Bobbi Busboom and Mackie Feierstein open their athletic departments’ playbooks for best strategizing and executing thoughtful alcohol service initiatives.
College athletic departments around the country are grabbling with a common issue. Should they, or should they not sell alcoholic beverages in their venues? And if they do execute alcohol service, is it confined to premium seat spaces? Or is it sold venue-wide, including to students? And if it’s sold venue-wide, will that amenity cannibalize premium seat revenues and donations?
In this video, hear how two universities answer those questions to implement thoughtful alcohol policies that provide their constituents with what they are asking for, while remaining mindful of liabilities and intentional in their preparations to provide all fans with safe environments and friction-free experiences.

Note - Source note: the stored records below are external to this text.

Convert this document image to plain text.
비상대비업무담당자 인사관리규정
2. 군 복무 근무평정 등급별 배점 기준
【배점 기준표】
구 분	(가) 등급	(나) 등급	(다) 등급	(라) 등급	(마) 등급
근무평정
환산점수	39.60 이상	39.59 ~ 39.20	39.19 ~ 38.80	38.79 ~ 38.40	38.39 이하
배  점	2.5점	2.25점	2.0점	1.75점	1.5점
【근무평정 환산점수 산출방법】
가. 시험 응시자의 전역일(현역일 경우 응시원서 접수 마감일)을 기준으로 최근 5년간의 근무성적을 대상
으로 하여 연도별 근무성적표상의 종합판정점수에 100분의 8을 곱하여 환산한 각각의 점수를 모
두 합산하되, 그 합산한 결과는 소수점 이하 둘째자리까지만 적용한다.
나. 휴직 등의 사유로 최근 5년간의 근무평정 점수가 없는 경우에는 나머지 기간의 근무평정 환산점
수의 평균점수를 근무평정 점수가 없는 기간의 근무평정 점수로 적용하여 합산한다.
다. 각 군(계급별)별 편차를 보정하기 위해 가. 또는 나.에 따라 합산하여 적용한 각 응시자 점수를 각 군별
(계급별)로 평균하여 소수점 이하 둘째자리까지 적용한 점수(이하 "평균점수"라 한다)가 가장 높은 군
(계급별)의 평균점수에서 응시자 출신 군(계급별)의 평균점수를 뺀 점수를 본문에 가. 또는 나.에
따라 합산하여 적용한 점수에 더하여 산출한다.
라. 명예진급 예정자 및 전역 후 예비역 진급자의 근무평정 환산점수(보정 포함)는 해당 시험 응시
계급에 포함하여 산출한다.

The chief reason for adding alcohol to a venue’s beverage menu is simple: It’s a new, seemingly lucrative revenue stream. But be aware, that’s often not the case in year one of sales. To sell and serve alcohol effectively, most existing collegiate stadiums and arenas will require investment for renovated concession stands, portable concession stands, point-of-sale upgrades, new signage, additional restrooms, and additional security.
“A lot of people see dollar signs when you start rolling out that concept, and it’s not necessarily the case in the early years,” says Bobbi Busboom, Assistant Athletics Director of Development and Operations for University of Illinois Athletics. “This is not going to be a huge moneymaker that first year, so let’s do this right so that eventually it is.”